Ministerie van Economische Zaken
Berichtnaam: KABINETSSTANDPUNT EVALUATIE MEDEDINGINGSWET

Nummer: 382

Datum: 23-10-2003

Het kabinet constateert dat de komst van de Mededingingswet en de oprichting van de Nederlandse Mededingingsautoriteit (NMa) in 1998 de overgang markeert naar een actief en minder tolerant concurrentietoezicht. Met name de afgelopen twee jaar heeft de NMa ook het pro-actieve toezicht aanzienlijk aangescherpt. Een alerte en daadkrachtige toezichthouder is ook nodig omdat gezonde concurrentieverhoudingen de productiviteitsgroei te goede komen, wat weer bijdraagt aan het herstel van de Nederlandse concurrentiepositie.
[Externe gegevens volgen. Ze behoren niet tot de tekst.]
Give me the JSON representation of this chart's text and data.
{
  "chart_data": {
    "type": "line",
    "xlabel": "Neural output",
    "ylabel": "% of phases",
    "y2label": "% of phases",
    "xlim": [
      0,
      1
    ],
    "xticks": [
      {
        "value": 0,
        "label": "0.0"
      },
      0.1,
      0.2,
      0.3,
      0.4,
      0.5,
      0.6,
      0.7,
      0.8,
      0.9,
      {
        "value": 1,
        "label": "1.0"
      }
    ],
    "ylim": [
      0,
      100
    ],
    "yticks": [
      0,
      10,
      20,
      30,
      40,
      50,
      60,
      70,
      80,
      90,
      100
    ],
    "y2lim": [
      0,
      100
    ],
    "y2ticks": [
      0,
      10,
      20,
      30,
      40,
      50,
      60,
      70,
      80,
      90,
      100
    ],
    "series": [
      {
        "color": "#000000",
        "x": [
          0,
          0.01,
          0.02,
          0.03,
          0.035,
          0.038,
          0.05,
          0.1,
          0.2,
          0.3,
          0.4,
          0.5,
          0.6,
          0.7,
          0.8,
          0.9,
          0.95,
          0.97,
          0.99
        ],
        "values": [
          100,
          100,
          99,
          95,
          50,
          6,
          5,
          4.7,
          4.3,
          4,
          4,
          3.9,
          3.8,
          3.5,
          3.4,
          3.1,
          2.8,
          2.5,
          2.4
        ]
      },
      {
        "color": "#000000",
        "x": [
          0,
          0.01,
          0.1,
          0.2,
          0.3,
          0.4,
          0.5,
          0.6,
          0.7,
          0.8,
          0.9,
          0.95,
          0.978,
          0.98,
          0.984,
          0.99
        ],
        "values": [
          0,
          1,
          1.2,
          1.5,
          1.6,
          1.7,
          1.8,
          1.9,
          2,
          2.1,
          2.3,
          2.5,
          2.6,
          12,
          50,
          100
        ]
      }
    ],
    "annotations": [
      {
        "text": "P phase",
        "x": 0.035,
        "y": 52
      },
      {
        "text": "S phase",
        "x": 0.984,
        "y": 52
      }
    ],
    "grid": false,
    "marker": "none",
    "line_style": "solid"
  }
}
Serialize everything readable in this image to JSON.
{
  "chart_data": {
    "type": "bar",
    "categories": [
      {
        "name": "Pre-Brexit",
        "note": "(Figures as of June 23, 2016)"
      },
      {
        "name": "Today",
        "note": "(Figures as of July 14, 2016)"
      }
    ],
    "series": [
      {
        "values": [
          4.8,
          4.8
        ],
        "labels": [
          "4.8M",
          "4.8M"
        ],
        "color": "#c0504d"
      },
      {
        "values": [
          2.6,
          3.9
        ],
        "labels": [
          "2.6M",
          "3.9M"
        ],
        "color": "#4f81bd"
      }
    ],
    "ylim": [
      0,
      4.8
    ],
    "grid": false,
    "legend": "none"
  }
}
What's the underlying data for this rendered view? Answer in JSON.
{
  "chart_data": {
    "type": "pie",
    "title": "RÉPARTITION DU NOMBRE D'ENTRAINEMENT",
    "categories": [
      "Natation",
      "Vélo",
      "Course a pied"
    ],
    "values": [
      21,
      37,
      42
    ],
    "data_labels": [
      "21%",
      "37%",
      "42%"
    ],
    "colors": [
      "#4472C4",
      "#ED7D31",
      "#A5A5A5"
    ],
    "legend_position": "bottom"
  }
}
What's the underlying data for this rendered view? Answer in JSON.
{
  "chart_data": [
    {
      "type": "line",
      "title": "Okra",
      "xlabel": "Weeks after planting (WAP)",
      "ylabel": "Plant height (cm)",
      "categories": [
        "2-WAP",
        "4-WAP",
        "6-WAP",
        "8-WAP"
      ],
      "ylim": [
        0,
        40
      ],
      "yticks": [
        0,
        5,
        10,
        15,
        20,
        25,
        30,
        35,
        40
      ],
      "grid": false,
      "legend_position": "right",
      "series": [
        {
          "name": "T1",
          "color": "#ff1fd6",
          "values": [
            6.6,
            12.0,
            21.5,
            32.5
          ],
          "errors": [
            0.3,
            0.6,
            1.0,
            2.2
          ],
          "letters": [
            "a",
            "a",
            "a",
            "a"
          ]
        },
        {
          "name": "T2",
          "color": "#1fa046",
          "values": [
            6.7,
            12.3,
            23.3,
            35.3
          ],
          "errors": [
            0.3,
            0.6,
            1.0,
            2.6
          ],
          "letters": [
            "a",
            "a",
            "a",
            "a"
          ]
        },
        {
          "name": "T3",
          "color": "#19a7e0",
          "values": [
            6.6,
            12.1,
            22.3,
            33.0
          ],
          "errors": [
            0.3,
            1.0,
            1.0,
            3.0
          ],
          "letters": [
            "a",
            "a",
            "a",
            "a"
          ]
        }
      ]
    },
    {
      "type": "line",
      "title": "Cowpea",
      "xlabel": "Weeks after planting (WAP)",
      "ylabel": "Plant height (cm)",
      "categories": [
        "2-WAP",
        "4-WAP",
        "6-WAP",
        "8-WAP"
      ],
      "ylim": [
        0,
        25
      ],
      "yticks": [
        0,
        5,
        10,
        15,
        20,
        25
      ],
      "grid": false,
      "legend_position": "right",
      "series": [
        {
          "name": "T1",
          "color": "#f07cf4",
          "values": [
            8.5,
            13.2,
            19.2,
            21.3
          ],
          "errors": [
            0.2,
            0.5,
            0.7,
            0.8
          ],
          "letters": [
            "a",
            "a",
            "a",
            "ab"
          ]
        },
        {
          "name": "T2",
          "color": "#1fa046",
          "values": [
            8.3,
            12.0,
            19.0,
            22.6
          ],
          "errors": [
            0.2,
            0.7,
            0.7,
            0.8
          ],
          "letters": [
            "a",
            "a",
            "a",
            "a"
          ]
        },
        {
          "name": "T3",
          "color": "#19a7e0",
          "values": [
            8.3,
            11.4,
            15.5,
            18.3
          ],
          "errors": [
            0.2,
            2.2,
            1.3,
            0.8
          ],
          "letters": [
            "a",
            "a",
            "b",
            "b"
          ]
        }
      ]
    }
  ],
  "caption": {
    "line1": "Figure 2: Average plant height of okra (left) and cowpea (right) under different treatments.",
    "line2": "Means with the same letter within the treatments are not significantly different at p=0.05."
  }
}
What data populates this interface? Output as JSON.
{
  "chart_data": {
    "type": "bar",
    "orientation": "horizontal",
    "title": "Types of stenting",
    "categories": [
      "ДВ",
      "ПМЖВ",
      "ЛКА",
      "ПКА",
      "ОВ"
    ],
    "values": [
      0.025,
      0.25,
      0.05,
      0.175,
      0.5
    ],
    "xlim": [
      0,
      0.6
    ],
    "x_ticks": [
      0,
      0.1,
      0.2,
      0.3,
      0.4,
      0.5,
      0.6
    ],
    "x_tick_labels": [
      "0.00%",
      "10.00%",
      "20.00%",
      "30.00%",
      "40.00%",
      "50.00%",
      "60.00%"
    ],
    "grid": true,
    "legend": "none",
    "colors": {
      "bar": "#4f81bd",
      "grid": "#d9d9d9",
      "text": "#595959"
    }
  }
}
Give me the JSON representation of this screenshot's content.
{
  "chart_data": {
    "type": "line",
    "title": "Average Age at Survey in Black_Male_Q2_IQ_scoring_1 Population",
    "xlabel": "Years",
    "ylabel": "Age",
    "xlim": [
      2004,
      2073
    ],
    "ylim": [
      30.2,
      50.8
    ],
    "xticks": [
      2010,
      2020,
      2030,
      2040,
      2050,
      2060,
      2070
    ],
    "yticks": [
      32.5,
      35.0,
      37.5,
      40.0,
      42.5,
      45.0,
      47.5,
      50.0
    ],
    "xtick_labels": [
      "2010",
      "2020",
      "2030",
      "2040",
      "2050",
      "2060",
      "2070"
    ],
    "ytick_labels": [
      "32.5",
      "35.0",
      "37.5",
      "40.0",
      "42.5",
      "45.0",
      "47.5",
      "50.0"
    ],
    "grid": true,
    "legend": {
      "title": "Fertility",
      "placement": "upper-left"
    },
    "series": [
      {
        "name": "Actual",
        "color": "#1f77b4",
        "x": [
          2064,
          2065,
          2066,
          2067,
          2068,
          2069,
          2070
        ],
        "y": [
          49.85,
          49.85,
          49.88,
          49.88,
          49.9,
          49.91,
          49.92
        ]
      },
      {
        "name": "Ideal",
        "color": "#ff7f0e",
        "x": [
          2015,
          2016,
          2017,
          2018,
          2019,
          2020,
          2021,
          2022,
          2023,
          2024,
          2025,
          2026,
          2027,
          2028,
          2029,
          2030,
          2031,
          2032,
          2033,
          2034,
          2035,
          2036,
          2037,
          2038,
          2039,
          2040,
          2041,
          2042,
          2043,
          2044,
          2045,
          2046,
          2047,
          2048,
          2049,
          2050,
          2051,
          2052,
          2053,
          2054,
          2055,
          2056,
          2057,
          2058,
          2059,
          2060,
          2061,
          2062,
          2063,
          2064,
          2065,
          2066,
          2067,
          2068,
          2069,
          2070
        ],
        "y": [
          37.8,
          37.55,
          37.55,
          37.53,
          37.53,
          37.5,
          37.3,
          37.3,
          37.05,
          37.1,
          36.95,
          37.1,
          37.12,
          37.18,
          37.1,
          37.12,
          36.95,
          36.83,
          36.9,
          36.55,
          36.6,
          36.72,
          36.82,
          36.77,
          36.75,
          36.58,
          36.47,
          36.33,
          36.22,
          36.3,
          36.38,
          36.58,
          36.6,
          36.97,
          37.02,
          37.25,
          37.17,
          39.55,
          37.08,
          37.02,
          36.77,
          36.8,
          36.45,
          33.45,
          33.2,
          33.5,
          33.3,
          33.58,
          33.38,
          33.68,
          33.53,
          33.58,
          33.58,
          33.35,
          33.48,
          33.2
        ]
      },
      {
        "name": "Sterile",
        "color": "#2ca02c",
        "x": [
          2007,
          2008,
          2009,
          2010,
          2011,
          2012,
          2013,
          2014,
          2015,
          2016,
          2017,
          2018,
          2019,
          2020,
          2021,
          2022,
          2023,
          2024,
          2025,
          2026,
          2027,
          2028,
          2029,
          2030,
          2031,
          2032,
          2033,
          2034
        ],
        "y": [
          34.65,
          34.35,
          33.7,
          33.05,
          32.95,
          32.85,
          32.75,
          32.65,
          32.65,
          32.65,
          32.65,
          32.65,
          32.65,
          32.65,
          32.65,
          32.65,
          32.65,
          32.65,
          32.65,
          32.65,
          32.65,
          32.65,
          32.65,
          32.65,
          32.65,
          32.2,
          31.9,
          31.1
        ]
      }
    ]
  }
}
Dit schrijft minister Brinkhorst van Economische Zaken in een brief aan de Tweede Kamer waarin hij het kabinetsstandpunt over de evaluatie van de Mededingingswet aanbiedt. Op basis van de evaluatie stelt het kabinet wel nog een aantal verbeterpunten voor. Enkele daarvan zijn:
- De bevoegdheden van de NMa tot het doen van onderzoek worden uitgebreid. Zo krijgt de NMa de bevoegdheid tot het binnentreden van de woning van een privé-persoon, na toetsing door de rechtercommissaris bij de rechtbank Rotterdam. Ook wordt de bevoegdheid tot verzegeling van bedrijfsruimten en voorwerpen verruimd en mag de NMa in bijzondere gevallen tijdelijk documenten meenemen.
- De bevoegdheden van de NMa tot het opleggen van sancties worden uitgebreid. Het gaat daarbij onder meer om de mogelijkheid van het opleggen van een boete aan een opdrachtgever dan wel een feitelijk leidinggevende, een verhoging van de boetes bij overtreding van de medewerkingsplicht en verhoging van de boetes in het kader van het concentratietoezicht tot maximaal 10 procent van de omzet van de betrokken ondernemingen.
- De mogelijkheid in de Mededingingswet om ontheffing van het kartelverbod te krijgen, komt te vervallen. In navolging van een aanpassing in het Europese mededingingsrecht zal in plaats daarvan een systeem van wettelijke uitzondering van het kartelverbod worden geïntroduceerd.